« L’Etat doit prendre sa part de responsabilité », a estimé le président de la République. / POOL / REUTERS

Pas question de faire l’impasse. Alors que l’arrivée du cyclone Kirk a bouleversé le programme de sa visite de quatre jours aux Antilles – les rassemblements en public ont été interdits par le préfet –, Emmanuel Macron n’a pas souhaité sacrifier la séquence consacrée au chlordécone, ce pesticide toxique utilisé durant plus de vingt ans dans les bananeraies et qui a pollué pour des siècles les sols de la Guadeloupe et de la Martinique.

Arrivé tard, la veille, de New York, où il a participé à l’assemblée générale de l’ONU, le chef de l’Etat s’est rendu, jeudi 27 septembre, dans une ferme maraîchère de Morne-Rouge, une commune martiniquaise située au pied de la montagne Pelée, où il s’est notamment entretenu avec des agriculteurs.

« Un aveuglement collectif »

« La pollution au chlordécone est un scandale environnemental, a reconnu Emmanuel Macron après une courte visite sous les averses de pluie.

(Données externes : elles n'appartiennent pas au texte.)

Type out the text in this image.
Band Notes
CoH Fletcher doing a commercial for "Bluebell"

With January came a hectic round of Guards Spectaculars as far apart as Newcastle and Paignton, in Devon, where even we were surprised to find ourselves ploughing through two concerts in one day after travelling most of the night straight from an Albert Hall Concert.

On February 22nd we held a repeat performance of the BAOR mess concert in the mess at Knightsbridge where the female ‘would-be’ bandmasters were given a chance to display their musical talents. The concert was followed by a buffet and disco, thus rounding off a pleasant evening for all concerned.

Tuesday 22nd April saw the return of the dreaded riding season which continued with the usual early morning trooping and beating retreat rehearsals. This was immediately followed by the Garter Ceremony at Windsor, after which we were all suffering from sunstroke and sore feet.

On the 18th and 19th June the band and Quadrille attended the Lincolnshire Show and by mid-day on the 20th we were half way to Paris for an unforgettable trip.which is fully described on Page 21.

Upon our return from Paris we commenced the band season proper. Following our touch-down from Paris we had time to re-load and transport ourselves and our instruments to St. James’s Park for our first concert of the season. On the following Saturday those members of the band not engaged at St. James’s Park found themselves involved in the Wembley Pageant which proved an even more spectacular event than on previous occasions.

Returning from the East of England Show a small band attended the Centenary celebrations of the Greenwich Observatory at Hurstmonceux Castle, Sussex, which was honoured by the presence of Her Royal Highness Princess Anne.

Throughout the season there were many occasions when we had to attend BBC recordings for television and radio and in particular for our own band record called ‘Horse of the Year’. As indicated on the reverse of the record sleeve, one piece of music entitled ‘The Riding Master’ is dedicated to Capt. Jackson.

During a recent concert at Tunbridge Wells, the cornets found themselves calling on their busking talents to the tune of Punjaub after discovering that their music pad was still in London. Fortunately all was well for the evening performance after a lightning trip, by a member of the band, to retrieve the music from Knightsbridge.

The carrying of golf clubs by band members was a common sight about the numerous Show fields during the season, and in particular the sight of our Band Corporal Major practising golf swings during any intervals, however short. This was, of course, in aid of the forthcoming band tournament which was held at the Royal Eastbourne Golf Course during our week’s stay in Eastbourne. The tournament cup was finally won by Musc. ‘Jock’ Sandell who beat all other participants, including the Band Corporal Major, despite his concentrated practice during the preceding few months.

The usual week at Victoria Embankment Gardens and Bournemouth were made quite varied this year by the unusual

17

C’est le fruit d’une époque désormais révolue, (…) d’un aveuglement collectif. »

Accompagné de la ministre de la santé, Agnès Buzyn, Emmanuel Macron a annoncé le lancement d’une procédure permettant de reconnaître l’exposition au chlordécone comme maladie professionnelle. « L’Etat doit prendre sa part de responsabilité », a estimé le président de la République.

Concrètement, l’Inserm et l’Anses devront rendre d’ici à mars 2019 un rapport permettant de dire à partir de quel niveau d’exposition les ouvriers agricoles qui furent employés dans les bananeraies pourront être pris en charge et indemnisés. Ensuite, les partenaires sociaux devront s’accorder sur les modalités et notamment le niveau de cette prise en charge. « On ouvre un processus de reconnaissance », a plaidé M. Macron.

Par ailleurs, le chef de l’Etat a annoncé une augmentation du budget consacré aux contrôles des aliments produits sur des terrains contaminés au chlordécone. Celui-ci sera porté à 3 millions d’euros d’ici à 2020 contre 2,1 millions d’euros actuellement.

En revanche, Emmanuel Macron a fermé la porte à l’hypothèse d’une indemnisation générale de la population antillaise, qui a été très largement elle aussi exposée à la molécule. « Si je disais qu’on va indemniser tout le monde, c’est impossible même budgétairement et ce serait irresponsable », a déclaré le président.

De la même façon, il s’est refusé à reconnaître le lien de cause à effet entre l’exposition au chlordécone et l’explosion du nombre de cancers de la prostate en Guadeloupe et en Martinique. « Il n’y a pas aujourd’hui de preuve scientifique établie », a-t-il assuré, tout en ajoutant dans un « en même temps » acrobatique : « Ce qui est établi, c’est que ce n’est pas bon ».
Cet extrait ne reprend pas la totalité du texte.